Checkpoint SizeExample ModelEstimated Time
~8GBMeta-Llama-3.3-8B-Instruct~5 minutes
~140GBMeta-Llama-3.3-70B-Instruct~1 hour
We recommend running the conversion locally on your machine or workspace that has access to your checkpoint’s storage mount. A cloud compute instance can also be used, but note that data transfer of checkpoints can take a long time.

Required software

Required access

  • Network access to your SambaStack instance endpoint
  • Authentication credentials for Google Cloud

Supported models and checkpoint formats

Supported model architectures

Custom checkpoint deployment is supported for a growing set of base models. To check whether custom checkpoints are supported for a model family, use the Supported models list and check the Import checkpoint field in the Features and optimizations column.

Checkpoint format requirements

Checkpoints are accepted in the HuggingFace format. The tensors should be in the safetensors format and the checkpoint directory should contain the same relevant config files as the base model for the custom checkpoint. For example, if the custom checkpoint is a finetuned variant of meta-llama/Llama-3.3-70B-Instruct, then the custom checkpoint should contain files such as:
  • config.json
  • generation_config.json
  • model-00001-of-00030.safetensors, …, model-00030-of-00030.safetensors
  • model.safetensors.index.json
  • special_tokens_map.json
  • tokenizer.json
  • tokenizer_config.json

Checkpoint compatibility

Given that a checkpoint is fine-tuned or derived from one of the supported models for your platform, checkpoints are compatible when their computational graph has not been modified from the original checkpoint (i.e., tensor weights and shapes). Aspects that must remain unchanged:
  • Number of attention heads
  • Rope type (rope theta)
  • Model vocabulary size
  • Optimizer type
  • Static architectural attributes in config.json such as: head_dim, hidden_act, intermediate_size, attention_bias, attention_dropout, vocab_size
Aspects that can be modified:
  • Model weights or model weight tensor values
  • Tokenizer and vocabulary (as long as it retains the exact vocabulary size of the original model checkpoint—useful for multilingual use-cases)
It can be helpful to think about this in terms of a static graph. Aspects of a model that are typically static in engines such as TensorRT-LLM are also static for custom checkpoints.
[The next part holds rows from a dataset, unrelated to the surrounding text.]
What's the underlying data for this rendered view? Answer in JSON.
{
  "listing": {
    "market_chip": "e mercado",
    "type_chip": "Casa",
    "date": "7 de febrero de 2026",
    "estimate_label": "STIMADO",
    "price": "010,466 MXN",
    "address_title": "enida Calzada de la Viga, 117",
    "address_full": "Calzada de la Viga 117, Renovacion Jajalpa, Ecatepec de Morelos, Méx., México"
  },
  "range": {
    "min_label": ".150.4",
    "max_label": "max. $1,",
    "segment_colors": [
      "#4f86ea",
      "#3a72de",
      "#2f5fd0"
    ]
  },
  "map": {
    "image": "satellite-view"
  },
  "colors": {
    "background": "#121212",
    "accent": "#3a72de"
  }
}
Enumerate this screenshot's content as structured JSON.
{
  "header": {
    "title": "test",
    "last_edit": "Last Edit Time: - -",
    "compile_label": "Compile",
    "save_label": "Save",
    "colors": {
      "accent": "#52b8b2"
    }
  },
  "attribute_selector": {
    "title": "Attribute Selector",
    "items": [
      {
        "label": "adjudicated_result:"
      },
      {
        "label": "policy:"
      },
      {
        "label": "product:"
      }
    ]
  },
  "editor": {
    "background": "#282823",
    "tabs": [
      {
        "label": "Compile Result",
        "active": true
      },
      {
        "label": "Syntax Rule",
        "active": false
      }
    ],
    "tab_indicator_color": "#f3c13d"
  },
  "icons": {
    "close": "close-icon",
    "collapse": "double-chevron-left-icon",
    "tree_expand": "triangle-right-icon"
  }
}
Practical compatibility examples

Take the base model meta-llama/Llama-3.3-70B-Instruct (a base model supported by SambaNova). The following checkpoints use the same computational graph as the original 70B model and can be converted and deployed on SambaNova platforms: These checkpoints have undergone updates to their model weights, which have been adjusted and refined to improve performance or adapt to specific tasks or datasets.

Download and set up

The Checkpoint Conversion Tool is distributed as a Docker container that encapsulates all conversion and validation utilities. Container Path:
us-docker.pkg.dev/acp-artifacts-development-38/oci-us-public-development/sn-byoc:0.0.12
1

Install Docker Desktop or Docker Engine

Install the Docker engine in your conversion environment. You can follow the official Docker Engine Installation guide.After installation, start Docker (this can be done via the desktop application on macOS).
2

Install Google Cloud CLI

Install Google Cloud CLI in your conversion environment. You can follow the official Google Cloud CLI Installation guide.
3

Authenticate and pull the container image

First, configure the Docker client to authenticate with us-docker.pkg.dev (one-time setup):
gcloud auth configure-docker us-docker.pkg.dev
Authenticate with Google Cloud:
gcloud auth login
Pull the Docker image:
docker pull us-docker.pkg.dev/acp-artifacts-development-38/oci-us-public-development/sn-byoc:0.0.12
4

Sync model metadata

This step downloads platform-specific model metadata from your SambaStack instance and stores it locally. The tool uses this metadata to perform checkpoint conversions. You can additionally inspect the model metadata to understand how artifacts are converted to run on SambaNova’s SN40L hardware.The metadata is fetched and cached by running the Checkpoint Conversion Tool container with the download-serving-cache command.

Command template

docker run -v $HOST_WORKING_DIR:$DOCKER_WORKING_DIR --rm -it \
    --platform linux/amd64 \
    $IMAGE_NAME \
    download-serving-cache \
    --server $SERVER \
    --cache_location $DOCKER_WORKING_DIR/$CACHE_LOCATION
On native Linux/amd64 environments, the --platform linux/amd64 flag is optional and can be omitted. It is primarily helpful on macOS (especially Apple Silicon) to ensure the correct architecture is used.

Parameters

InputTypeDescription
HOST_WORKING_DIRDirectory on the host machine that will be mounted into the container. This directory will receive the downloaded metadata and may also contain checkpoints you plan to convert.
DOCKER_WORKING_DIRPath inside the container where HOST_WORKING_DIR is mounted. This must match the right-hand side of the -v flag.
IMAGE_NAMEstrFull name of the Checkpoint Conversion Tool Docker image. Example: us-docker.pkg.dev/acp-artifacts-development-38/oci-us-public-development/sn-byoc:0.0.12
SERVERstrBase endpoint URL for your SambaStack platform and product version. Refer to the Manage API Keys and Endpoints section of the documentation to obtain this value.
CACHE_LOCATIONstrPath (relative to DOCKER_WORKING_DIR) where metadata will be stored inside the container. The metadata will be visible on the host under the corresponding path in HOST_WORKING_DIR.
Your setup should now be complete. The full setup only needs to be done once. You may need to repeat Step 4 under the following conditions:
  • SambaNova or your organization make more model architectures available for custom checkpoint inference
  • Updates to any model metadata are released for your SambaStack instance (scoped by the base URL)
  • You are switching to another platform (e.g., SambaCloud) or your organization is using multiple SambaStack instances (scoped by base URLs)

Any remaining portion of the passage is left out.